INVESTIGADORES
BARBERIS Sergio Daniel
congresos y reuniones científicas
Título:
Levels of explanation, mechanicism and the interface problem
Autor/es:
BARBERIS, SERGIO
Lugar:
Córdoba
Reunión:
Workshop; Workshop sobre Temas de la Filosofía de J. L. Bermúdez; 2012
Institución organizadora:
Universidad Nacional de Córdoba
Resumen:
To affirm that there are horizontal mixed explanations of behavior is to accept that there are interlevel causal explanations of personal phenomena: that is, explanations of personal events or states that incorporate items belonging to a lower level of composition (the subpersonal) as causal antecedents. However, if you accept the existence of horizontal mixed explanations, then you face a serious metaphysical puzzle. The problem is that if you elucidate the relations between personal and subpersonal items as compositional or part-whole relations then there exists a widely accepted assumption about the nature of causation that precludes the very possibility of interlevel causation (that is, the possibility of causal relations between parts and wholes).
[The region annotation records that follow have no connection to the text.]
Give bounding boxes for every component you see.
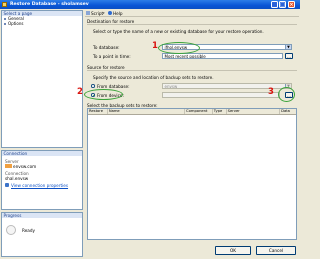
column-type[interactable]: Type bbox=[213, 109, 227, 114]
connection-value: shal.envsw bbox=[5, 176, 29, 181]
annotation-marker-3: 3 bbox=[268, 87, 274, 97]
section-divider bbox=[87, 24, 297, 25]
point-in-time-label: To a point in time: bbox=[93, 54, 131, 59]
chevron-down-icon[interactable]: ▼ bbox=[285, 45, 291, 49]
annotation-marker-2: 2 bbox=[77, 87, 83, 97]
help-icon bbox=[108, 11, 112, 15]
connection-pane: Connection Server envsw.com Connection s… bbox=[1, 150, 83, 210]
destination-instruction: Select or type the name of a new or exis… bbox=[93, 29, 264, 34]
page-icon bbox=[4, 22, 6, 25]
column-component[interactable]: Component bbox=[185, 109, 213, 114]
ok-button[interactable]: OK bbox=[215, 246, 251, 255]
column-restore[interactable]: Restore bbox=[88, 109, 108, 114]
database-icon bbox=[2, 2, 7, 7]
progress-spinner-icon bbox=[6, 225, 16, 235]
script-dropdown-arrow-icon[interactable]: ▾ bbox=[103, 11, 105, 15]
toolbar: Script ▾ Help bbox=[85, 10, 299, 17]
connection-header: Connection bbox=[2, 151, 82, 156]
server-value: envsw.com bbox=[13, 164, 37, 169]
from-database-value: envsw bbox=[164, 84, 178, 89]
progress-header: Progress bbox=[2, 213, 82, 218]
column-name[interactable]: Name bbox=[108, 109, 186, 114]
annotation-circle-browse bbox=[278, 87, 295, 102]
point-in-time-browse-button[interactable]: ... bbox=[285, 53, 293, 59]
server-redaction bbox=[5, 164, 12, 168]
from-device-field[interactable] bbox=[162, 92, 280, 98]
cancel-button[interactable]: Cancel bbox=[256, 246, 296, 255]
annotation-circle-database bbox=[158, 42, 200, 54]
backup-sets-grid[interactable]: Restore Name Component Type Server Data bbox=[87, 108, 297, 240]
point-in-time-value: Most recent possible bbox=[164, 54, 206, 59]
to-database-label: To database: bbox=[93, 45, 120, 50]
close-button[interactable]: × bbox=[288, 1, 295, 8]
nav-item-options[interactable]: Options bbox=[2, 21, 82, 26]
column-data[interactable]: Data bbox=[280, 109, 296, 114]
title-bar: Restore Database - sholamsev _ □ × bbox=[0, 0, 300, 9]
view-connection-properties-link[interactable]: View connection properties bbox=[11, 183, 68, 188]
annotation-marker-1: 1 bbox=[152, 41, 158, 51]
progress-status: Ready bbox=[22, 228, 35, 233]
minimize-button[interactable]: _ bbox=[271, 1, 278, 8]
annotation-circle-device bbox=[84, 89, 123, 100]
script-icon bbox=[86, 11, 90, 15]
script-button[interactable]: Script bbox=[91, 11, 103, 16]
help-button[interactable]: Help bbox=[113, 11, 123, 16]
maximize-button[interactable]: □ bbox=[279, 1, 286, 8]
page-icon bbox=[4, 17, 6, 20]
grid-header-row: Restore Name Component Type Server Data bbox=[88, 109, 296, 115]
from-database-radio[interactable] bbox=[91, 84, 95, 88]
source-instruction: Specify the source and location of backu… bbox=[93, 75, 214, 80]
nav-item-label: Options bbox=[8, 21, 24, 26]
section-divider bbox=[87, 70, 297, 71]
window-title: Restore Database - sholamsev bbox=[10, 2, 89, 7]
column-server[interactable]: Server bbox=[227, 109, 281, 114]
properties-icon bbox=[5, 183, 9, 187]
page-selector-pane: Select a page General Options bbox=[1, 10, 83, 148]
progress-pane: Progress Ready bbox=[1, 212, 83, 257]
It is common ground about causation that causes and effects must be at least logically independent, but in the constitutive (compositional) relation, a token instance of the property A is, in part, constituted by an instance of the property B; as such, the tokening of B is not logically independent of the tokening of A (Craver 2007, 153). We are left with the following picture: there are: (a) causal explanations within the personal level, (b) causal explanations within the subpersonal level, and (c) vertical explanations that constitutively link personal-level phenomena and subpersonal-level components. This picture leaves no room for the autonomy of the personal: the vertical relations between the personal and the subpersonal are not expendable details but are essential and constitutive of what personal phenomena really are.